As described in Part 1 of this series, storage performance can play a huge role in the efficiency and throughput of the chip design process. Part 2 describes the impact that Pure Storage® FlashBlade™ is having in the industry and the very significant advantages customers are seeing in quality, productivity, and cost.
Today, FlashBlade is being deployed in numerous top-tier chip development environments.
Tales From the Field
One of our larger customers has an EDA compute grid of over 200,000 cores and has estimated FlashBlade powers an additional 200,000,000 simulations a year!

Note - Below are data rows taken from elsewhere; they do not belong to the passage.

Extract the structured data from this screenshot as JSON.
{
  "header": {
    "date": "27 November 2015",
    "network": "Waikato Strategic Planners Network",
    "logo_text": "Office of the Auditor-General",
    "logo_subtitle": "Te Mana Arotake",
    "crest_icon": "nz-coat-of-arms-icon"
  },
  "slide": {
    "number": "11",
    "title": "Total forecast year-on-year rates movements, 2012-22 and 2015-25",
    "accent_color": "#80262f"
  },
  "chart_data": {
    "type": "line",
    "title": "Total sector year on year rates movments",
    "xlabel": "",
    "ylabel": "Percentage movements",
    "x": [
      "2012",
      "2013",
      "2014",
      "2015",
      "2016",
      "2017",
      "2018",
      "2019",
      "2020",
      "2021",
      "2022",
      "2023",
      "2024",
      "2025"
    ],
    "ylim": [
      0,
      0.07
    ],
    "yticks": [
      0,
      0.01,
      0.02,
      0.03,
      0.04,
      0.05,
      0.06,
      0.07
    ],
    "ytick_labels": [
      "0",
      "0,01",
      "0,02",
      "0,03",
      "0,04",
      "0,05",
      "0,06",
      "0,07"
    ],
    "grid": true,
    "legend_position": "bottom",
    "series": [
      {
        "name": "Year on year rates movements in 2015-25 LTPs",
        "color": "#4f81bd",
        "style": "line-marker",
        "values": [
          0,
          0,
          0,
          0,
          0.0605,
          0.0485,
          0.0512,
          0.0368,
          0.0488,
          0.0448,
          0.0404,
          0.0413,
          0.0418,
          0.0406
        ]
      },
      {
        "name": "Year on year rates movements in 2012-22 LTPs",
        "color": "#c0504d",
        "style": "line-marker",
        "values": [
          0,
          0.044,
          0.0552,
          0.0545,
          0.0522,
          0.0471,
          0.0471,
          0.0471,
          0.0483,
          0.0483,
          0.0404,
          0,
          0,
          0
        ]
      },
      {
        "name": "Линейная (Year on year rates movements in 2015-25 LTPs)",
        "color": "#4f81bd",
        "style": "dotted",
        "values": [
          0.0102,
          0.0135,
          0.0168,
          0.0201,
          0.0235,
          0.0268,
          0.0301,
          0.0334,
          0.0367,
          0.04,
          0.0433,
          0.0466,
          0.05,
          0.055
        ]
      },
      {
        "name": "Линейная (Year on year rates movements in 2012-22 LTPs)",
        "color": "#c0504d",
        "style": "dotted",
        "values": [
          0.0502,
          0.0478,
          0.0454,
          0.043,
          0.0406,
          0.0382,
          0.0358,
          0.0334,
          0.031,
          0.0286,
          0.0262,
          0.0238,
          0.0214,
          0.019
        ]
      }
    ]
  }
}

This has far reaching implications for this customer, some of which include:
- Higher design quality and more in-parallel design work.
- 20% improvement in utilization of compute grid. This is a productivity improvement that is the equivalent of adding 40,000 cores to the grid (~ 2000 servers).
- Greatly increased ROI on the huge investment in EDA licenses. (The EDA license cost can be 5x to 10x the IT infrastructure annual spend.)
- Savings on storage. FlashBlade supports in-line compression and has an average compression ratio of EDA data of 2:1. This customer effectively doubled the ROI on their FlashBlade investment.
As a result of this success, the organization is deploying FlashBlade for all aspects of its chip-design process in all geographies, without segmenting workloads between storage devices.
The reason they can do this is the unique ability of FlashBlade to efficiently handle different types of I/O concurrently, including lots of small files with a large amount of metadata, which is common in logic design and simulation, and huge multi-GB or TB files, which frequently occur in the physical design stages of the chip design process.
Another FlashBlade EDA customer who creates chip design software reported a greater than 10x run time improvement of their highly concurrent software build and regression workload — with runtimes repeatedly decreasing from 6 hours to 20 minutes. The result has been greatly improved the ability to identify and fix code issues and deliver higher-quality products.
AI Deployments
Many chip-design companies are now designing AI training (also referred to as inferencing systems or blocks), and thus introducing AI workloads into their environments.
The workloads for these applications are very storage intensive and can have a huge impact on run time. Traditionally, AI and machine learning engineers try to copy data to local SSDs to do their training. However, moving data around can be very expensive.
For example, if you tried to copy 10TB of data into a locally attached SSD array over 10 Gb/s network, the ideal transfer time (assuming they are huge files) would be more than 2 hours.
In reality, elapsed times would be much more, especially if your dataset has many files.
It is not uncommon for datasets to be much larger than what can fit onto local storage, and if your pipelines are constantly shuffling data around, a lot of time is lost copying.
We recommend as a best practice that data be used in place on FlashBlade and not copied out.
Some of our customers have multi-PB data sets and have reported that by having their pipelines access FlashBlade directly, they found their compute utilization (GPU/FPGA or custom silicon) greatly increased, and their net training times had improved.
A Deep Learning Example
Sometimes the best way to explain something is to give an example. Here is a snapshot of one of our deep learning customer’s FlashBlade array.
As shown in the graph, it is serving reads peaking at 48 GB/s, with an average of 30GB/s — constantly over four days — while simultaneously serving over 1 million NFS metadata IOPs.
The ability of FlashBlade to serve both throughput and metadata at these high rates is unique, and it is enabling greatly improved AI pipeline efficiency.
Massive Acceleration of Standard Linux Operations with RapidFile Toolkit
Another game changing feature that FlashBlade provides for chip development environments is the RapidFile Toolkit (RFT).
The RFT provides multi-threaded versions of many standard linux tools. These are utilities that can simply be downloaded and installed on a standard linux client.
In high-file count environments such as EDA (where it is not unusual to have hundreds of millions of files in a single filesystem), these can provide massive improvements in run time for standard operations such as find and rm.
Additionally, for removal of large trees of data, FlashBlade provides the .fast_remove functionality with which a user can delete whole directory trees of data instantaneously. This is of huge value, especially in scratch space use cases, where data is continually created and deleted. It can provide significant improvements in performance for EDA workloads since traditional storage can severely slow down during this process.
To test the performance of RFT, we ran some of these tools across an Android source tree (575K files, 55GB) and compared them to their standard Linux counterparts. The results are shown in the table below (the RFT version commands have a ‘p’ prefix).
In Conclusion
FlashBlade’s ability to scale I/O efficiently under massive parallelism is making a huge impact on semiconductor designers globally.
It is speeding up all aspects of the design flow — from RTL design to tapeout — and it is helping customers release products faster, with higher quality and lower cost. It’s also enabling improved engineering productivity and the ability to do more designs at the same time.
Is storage affecting efficiency in your environment? Try running some of the above experiments to find out. A simple solution like FlashBlade can have a big impact on your productivity.